Une carrière syndicale et politique
Nommé lieutenant au titre des FTPF et naturalisé français en 1947, il travaille comme ouvrier métallurgiste et devient rapidement permanent à la CGT.
Sa carrière syndicale est rapide. En 1949, il est secrétaire de l’Union départementale de la CGT de la Seine, en 1956 il entre au comité central du PCF en tant que membre suppléant et, en 1961, au bureau confédéral de la CGT.
Il sera aussi, pendant dix ans, le directeur du journal du syndicat « Vie Ouvrière ». En 1964, il devient membre du bureau politique du PCF. En 1968, il négocie les accords de Grenelle. Au début du septennat de François Mitterrand, il est l’un des principaux interlocuteurs du gouvernement jusqu’au départ des ministres communistes. En 1982 il succède à Georges Séguy à la tête de la CGT, qu’il va diriger pendant dix ans et devient en 1986 le vice-président de la Fédération Syndicale Mondiale (FSM) alors contrôlée par les communistes. En 1992, il se retire de la direction de la CGT et il est remplacé par Louis Viannet, mais reste membre du bureau politique du parti communiste jusqu’en 1996.
Il meurt à l’âge de 78 ans le 28 janvier 2003 et il est enterré au cimetière du Père Lachaise (section 98) auprès de sa mère Léa, de sa sœur Liliane et de sa femme Jacqueline, près du carré des déportés.
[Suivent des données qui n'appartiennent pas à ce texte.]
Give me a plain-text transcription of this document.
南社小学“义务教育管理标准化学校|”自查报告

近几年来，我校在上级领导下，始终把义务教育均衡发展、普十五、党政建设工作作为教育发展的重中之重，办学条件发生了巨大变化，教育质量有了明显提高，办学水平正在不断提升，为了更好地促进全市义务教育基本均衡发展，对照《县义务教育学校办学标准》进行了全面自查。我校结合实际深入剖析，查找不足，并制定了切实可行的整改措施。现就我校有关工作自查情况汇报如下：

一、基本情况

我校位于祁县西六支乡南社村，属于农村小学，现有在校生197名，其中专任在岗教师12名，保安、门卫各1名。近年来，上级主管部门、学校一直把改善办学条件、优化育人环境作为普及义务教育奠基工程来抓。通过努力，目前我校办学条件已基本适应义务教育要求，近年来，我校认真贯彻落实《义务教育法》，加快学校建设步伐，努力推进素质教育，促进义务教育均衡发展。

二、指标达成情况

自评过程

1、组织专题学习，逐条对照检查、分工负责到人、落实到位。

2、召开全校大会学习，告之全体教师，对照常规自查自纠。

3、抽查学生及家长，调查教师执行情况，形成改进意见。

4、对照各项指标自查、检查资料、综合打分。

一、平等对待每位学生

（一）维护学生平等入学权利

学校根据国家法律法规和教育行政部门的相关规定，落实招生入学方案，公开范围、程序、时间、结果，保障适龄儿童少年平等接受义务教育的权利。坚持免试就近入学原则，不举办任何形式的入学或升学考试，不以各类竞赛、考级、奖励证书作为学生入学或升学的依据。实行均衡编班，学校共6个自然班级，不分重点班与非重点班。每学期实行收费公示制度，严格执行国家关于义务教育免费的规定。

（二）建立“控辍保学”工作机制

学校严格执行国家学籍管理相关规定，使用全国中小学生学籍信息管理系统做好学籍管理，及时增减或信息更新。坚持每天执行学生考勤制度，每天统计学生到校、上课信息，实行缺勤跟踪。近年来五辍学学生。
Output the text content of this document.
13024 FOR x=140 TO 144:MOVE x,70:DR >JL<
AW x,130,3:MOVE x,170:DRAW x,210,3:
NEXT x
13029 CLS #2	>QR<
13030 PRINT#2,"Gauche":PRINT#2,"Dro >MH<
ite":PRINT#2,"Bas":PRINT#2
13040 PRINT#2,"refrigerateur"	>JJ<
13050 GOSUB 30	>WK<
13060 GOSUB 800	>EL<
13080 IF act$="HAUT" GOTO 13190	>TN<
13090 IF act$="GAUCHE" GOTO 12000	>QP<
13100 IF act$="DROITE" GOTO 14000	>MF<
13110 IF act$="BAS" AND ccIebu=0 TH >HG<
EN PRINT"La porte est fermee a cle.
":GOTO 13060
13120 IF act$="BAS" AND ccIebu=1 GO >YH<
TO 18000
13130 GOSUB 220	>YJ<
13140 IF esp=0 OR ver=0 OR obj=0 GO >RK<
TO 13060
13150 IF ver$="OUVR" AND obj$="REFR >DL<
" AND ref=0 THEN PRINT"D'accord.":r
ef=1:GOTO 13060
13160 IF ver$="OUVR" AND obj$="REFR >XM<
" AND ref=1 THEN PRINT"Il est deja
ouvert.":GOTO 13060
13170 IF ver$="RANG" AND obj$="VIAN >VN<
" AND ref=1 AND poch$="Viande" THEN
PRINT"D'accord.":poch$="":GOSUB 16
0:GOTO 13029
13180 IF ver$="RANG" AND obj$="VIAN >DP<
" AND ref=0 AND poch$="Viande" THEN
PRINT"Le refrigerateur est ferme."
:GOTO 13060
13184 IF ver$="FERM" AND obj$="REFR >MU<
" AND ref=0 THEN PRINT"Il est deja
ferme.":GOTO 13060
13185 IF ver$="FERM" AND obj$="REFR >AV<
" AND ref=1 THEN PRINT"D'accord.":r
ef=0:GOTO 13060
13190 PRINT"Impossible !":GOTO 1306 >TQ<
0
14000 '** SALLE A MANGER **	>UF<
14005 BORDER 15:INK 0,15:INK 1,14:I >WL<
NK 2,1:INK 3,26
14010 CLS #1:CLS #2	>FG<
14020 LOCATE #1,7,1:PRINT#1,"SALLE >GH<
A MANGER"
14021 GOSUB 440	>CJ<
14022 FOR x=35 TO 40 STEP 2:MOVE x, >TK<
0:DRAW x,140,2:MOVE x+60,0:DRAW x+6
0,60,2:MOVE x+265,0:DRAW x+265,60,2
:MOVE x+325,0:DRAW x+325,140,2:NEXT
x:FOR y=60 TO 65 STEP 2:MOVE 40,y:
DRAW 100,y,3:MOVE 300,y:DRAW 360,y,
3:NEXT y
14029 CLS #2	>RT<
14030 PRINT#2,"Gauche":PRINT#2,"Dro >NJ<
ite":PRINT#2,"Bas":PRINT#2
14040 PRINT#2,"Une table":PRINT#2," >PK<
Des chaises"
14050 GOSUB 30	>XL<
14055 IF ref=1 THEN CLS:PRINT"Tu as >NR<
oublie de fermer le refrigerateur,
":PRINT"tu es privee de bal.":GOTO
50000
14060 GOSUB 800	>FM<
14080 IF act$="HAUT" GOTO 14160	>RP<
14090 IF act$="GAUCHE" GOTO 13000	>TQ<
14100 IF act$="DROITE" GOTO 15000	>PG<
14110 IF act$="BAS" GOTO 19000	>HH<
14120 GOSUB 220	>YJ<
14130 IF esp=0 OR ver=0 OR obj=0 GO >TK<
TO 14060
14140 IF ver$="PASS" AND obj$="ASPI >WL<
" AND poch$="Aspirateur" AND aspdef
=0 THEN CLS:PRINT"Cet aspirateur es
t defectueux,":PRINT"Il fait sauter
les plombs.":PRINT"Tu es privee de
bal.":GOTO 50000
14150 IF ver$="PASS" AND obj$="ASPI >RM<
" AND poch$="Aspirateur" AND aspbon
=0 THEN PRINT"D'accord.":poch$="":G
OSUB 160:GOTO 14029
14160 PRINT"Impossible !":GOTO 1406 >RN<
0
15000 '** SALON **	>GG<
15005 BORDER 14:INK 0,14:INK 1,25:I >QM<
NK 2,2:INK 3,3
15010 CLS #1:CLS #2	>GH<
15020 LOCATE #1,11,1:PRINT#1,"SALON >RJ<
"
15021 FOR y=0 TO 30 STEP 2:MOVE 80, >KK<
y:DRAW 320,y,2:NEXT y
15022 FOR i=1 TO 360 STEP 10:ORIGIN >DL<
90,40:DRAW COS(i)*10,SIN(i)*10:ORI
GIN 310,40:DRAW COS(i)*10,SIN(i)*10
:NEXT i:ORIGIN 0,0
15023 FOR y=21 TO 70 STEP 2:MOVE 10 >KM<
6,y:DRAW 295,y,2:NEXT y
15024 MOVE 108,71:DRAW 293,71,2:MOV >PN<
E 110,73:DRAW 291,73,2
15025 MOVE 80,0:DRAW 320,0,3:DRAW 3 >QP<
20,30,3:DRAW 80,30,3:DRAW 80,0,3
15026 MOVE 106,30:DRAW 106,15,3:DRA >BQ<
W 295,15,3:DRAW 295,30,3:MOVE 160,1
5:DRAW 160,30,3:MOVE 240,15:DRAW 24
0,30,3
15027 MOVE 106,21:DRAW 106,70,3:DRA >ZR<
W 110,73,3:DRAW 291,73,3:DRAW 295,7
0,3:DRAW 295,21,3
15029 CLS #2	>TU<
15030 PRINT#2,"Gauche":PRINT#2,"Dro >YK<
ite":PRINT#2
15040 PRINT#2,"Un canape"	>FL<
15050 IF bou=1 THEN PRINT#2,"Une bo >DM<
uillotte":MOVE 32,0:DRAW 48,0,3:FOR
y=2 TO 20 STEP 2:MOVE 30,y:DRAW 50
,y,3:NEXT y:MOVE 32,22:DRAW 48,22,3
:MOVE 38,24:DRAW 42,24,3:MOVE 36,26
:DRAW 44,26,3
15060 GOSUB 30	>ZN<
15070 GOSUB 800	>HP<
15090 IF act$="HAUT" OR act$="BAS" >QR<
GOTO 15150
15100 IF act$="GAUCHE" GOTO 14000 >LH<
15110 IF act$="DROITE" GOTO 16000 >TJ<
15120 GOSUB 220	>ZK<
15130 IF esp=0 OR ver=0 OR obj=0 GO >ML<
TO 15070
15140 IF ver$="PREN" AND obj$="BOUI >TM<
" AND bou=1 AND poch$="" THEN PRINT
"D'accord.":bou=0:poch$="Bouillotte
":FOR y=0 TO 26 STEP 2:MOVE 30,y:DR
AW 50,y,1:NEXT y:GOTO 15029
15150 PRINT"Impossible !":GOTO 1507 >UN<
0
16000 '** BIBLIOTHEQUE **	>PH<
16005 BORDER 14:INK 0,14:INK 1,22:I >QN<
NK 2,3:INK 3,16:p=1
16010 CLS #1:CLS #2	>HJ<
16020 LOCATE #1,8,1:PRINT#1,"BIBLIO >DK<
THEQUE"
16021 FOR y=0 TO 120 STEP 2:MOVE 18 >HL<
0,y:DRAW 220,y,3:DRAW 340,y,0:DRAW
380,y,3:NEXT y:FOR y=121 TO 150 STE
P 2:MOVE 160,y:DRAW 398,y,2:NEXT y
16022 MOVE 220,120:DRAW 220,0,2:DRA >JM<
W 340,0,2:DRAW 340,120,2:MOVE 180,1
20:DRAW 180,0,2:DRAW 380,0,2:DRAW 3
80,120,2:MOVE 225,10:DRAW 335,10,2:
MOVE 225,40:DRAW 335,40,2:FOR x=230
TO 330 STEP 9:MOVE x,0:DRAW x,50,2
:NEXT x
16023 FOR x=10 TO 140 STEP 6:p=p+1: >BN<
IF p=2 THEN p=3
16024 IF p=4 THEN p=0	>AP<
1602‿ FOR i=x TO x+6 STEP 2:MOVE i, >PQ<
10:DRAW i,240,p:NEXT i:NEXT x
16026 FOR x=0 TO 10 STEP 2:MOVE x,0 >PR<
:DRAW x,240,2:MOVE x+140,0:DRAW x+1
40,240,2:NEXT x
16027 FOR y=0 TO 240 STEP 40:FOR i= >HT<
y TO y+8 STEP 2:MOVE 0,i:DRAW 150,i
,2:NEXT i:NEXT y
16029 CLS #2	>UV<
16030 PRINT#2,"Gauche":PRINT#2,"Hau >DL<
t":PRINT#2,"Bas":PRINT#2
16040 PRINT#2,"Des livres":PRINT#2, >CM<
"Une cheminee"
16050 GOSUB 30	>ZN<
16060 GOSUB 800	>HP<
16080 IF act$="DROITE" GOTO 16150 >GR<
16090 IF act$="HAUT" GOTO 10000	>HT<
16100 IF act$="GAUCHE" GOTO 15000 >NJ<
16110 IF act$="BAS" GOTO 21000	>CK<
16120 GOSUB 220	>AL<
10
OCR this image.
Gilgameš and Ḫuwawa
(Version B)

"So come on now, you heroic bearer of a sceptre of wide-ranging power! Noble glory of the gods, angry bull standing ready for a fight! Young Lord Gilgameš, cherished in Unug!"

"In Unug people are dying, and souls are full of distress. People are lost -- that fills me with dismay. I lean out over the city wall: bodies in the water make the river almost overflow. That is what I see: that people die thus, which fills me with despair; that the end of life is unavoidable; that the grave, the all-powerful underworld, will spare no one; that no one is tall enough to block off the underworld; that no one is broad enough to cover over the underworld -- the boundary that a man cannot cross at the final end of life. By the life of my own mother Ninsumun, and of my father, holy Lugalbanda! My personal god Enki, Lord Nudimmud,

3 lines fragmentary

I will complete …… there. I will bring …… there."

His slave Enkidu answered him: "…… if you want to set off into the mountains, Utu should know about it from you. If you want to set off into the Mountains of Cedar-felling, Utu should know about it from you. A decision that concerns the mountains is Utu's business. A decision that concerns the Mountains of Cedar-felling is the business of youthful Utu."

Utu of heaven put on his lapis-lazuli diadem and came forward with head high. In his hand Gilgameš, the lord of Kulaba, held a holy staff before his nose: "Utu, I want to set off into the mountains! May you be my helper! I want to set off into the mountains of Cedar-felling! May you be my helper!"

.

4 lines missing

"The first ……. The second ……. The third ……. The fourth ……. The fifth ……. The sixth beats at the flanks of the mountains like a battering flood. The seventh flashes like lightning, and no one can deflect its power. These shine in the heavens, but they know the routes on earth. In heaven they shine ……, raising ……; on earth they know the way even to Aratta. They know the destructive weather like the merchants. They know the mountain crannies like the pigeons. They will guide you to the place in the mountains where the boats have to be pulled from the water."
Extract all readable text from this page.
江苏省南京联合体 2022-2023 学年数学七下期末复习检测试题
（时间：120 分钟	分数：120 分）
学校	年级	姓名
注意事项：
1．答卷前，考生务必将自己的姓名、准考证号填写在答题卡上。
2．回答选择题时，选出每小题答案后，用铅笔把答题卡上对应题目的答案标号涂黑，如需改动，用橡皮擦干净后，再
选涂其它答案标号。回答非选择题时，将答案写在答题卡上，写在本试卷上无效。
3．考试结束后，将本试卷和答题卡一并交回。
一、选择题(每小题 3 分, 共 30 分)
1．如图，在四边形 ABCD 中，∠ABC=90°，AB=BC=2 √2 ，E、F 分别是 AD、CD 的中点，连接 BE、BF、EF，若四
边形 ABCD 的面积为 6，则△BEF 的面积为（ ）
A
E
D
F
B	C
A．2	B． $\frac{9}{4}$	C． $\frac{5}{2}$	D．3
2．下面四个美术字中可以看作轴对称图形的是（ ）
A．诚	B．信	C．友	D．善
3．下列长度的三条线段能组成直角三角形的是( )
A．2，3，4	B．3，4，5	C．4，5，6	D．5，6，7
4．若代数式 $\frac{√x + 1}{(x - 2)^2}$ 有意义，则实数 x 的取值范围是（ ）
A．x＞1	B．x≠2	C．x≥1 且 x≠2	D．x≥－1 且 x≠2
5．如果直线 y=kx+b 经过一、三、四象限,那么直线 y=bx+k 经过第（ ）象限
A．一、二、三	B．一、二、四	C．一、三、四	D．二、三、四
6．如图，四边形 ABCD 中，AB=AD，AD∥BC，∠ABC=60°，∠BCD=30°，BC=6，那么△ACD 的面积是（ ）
Le président Jacques Chirac rend hommage « au fils d’immigrés polonais dont la jeunesse a été très tôt marquée par le combat pour la liberté et pour la France, et qui a connu le drame de la déportation alors qu’il n’avait pas vingt ans ».

Personnalité
Henri Krasucki était un homme cultivé, intellectuellement brillant et grand amateur d’opéra. Il restera toujours solidaire des positions de l’Union Soviétique et sera silencieux lors des événements de Hongrie, de Pologne et lors du printemps de Prague et de sa répression par les troupes soviétiques. Cependant, il condamne en 1989 les répressions de la place Tienanmen en Chine.
Certains lui ont reproché d’être un juif polonais et un Français de fraiche date. Il réplique ironiquement en racontant l’histoire de son père. « Mes origines n’ont rien d’extraordinaire, il se trouve d’ailleurs qu’elles sont les mêmes que celles de Jean-Marie Lustiger cardinal archevêque de Paris (comme lui d’origine juive polonaise). Ses parents et les miens ont, à peu d’années d’intervalle, vécu la même histoire, bien qu’avec des idées différentes. Je ne peux m’empêcher d’observer que si, par hypothèse, les circonstances de la vie m’avaient fait archevêque, on évoquerait aujourd’hui mes origines avec tact, sans insinuation perfide. »
Signalons que lors de la guerre en Syrie, une « brigade Henri Krasucki » fut formée par des volontaires français cégétistes pour lutter, aux côtés des Kurdes, contre Daech.